As the scientific community pushes past petaflop into exascale territory, it is imperative that the tools to support ever-more data-intensive workloads keep pace. No where is this more true than at the storied NASA research complex. With 100 active missions supporting cutting-edge science, NASA knows more than most about compute- and data-driven challenges.
A recent paper from Piyush Mehrotra and L. Harper Pryor with NASA’s Advanced Supercomputing (NAS) Division sheds light on how NAS has assisted the diverse workflow of its users, including discovery, access, transportation, management, and dissemination of big data, as well as providing the tools to transform data into insight and knowledge.
“As NASA’s flagship site for computational science and engineering at scale, NAS supports a user base that is at the forefront of data intensive and data driven science,” write Mehrotra and Harper. “Our users’ codes use and generate very large datasets and analyzing these datasets to extract knowledge is a fundamental part of their workflows.”
To get a better understanding of the kinds of challenges faced by their user population, NAS officials went directly to their user base. They then grouped the challenges by the main elements of the workflows, ie “discovery of data and tools, access to and movement of data, storage and management of data, algorithms/tools for performing the analysis/analytics and finally dissemination of the results.”
Discovery hinges on data, which is challenging for NASA based on sheer volume and the distributed nature of the storage archives. Users require tools that support large-scale data movement. There is also the looming need to develop platforms that meet the computational and analytic requirements of the coming exascale era.
With user interviews and several studies to guide them, NAS officials added several initatives to their architecture roadmap. The paper’s authors describe two of these that address user needs:
1) higher level support for scientific workflows to make the challenges of working with big data and big compute more transparent to the user, and
2) tighter integration of compute engines with analytic engines.

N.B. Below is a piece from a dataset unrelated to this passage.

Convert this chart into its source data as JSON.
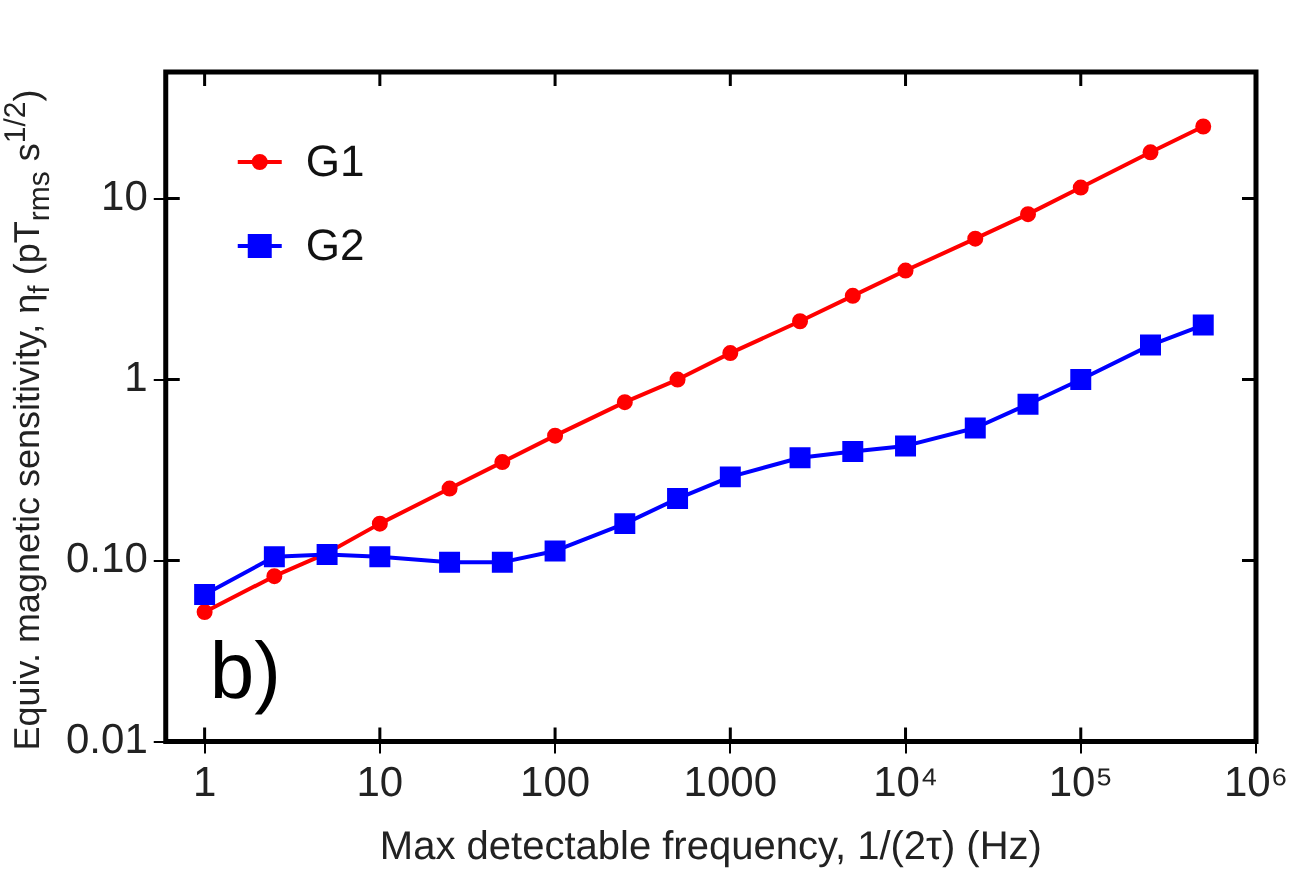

The first of these directly relates to the implementation of the NASA Earth Exchange last year. The NASA Earth Exchange (NEX) is a collaborative research platform that brings together advanced supercomputing, earth system modeling, workflow management, and NASA remote-sensing data. It enables users to explore and analyze large earth science data sets, run and share modeling algorithms, collaborate on new or existing projects and share results. To support data-driven workflows, NEX uses VisTrails on Pleiades, NASA’s flagship supercomputer. ParaView is also available as a companino tool to VisTrails. The system will support wide-area workflows encompassing NASA and other agencines, including USGS, NOAA and DOE.
“Our vision is to provide an environment capable of capturing the workflow so that it can be shared with colleagues who can then repeat the experiment and/or tweak the input data/algorithms to generate new knowledge,” write the authors.
The second initiative aims to integrate analytic capability – more specifically visualization – with compute capability. This speeds up what was traditionally a sequential process. In the past, visualization was a post-processing activity that could only be performed after the computation phase. Now NASA’s visualization engine (hyperwall) has been integrated via the same InfiniBand fabric as the Pleiades supercomputer, so that they share storage resources in their Lustre filesystem. Data streams can be directed from computation nodes to the visualization nodes via the InfiniBand I/O fabric while the code is running. The intermediate data can be examined concurrently with execution (to steer computation) or stored for later analysis. This benefit is temporal fidelity at much lower storage cost.
Going forward, NAS aims to continue to optimize the data workflow and they use data knowledged to guide this process. “We don’t want to touch all of the data if we don’t have to,” the authors write. “We know a lot about the structure of the data that might be used to steer the computation toward the subsets of the data that are applicable to the query – and not use the subsets we know are not relevant. This is the good news side…the bad news side is that there is a lot of complexity hiding behind the data and this complexity is critical to using it properly.”
An example of this complexity is remote sensing of atmosphere and land temperatures from space. A satellite does not really measure temperature, it measures radiance, and getting this reading requires a lot of knowledge about the sensor itself. Or take a satellite that is nominally in a sun synchronous orbit, what if the orbit has drifted, they ask. With all this information and metadata being crucial for the discovery challenge, the task at hand is making it all more accessible to the user. A good place to start, according to the authors, is determining what approaches (representation, tools and algorithms) best support the orchestration of metadata. And as always, they emphasize the importance of “never los[ing] sight of the fact that our product is the scientific and engineering knowledge that we extract from big data.”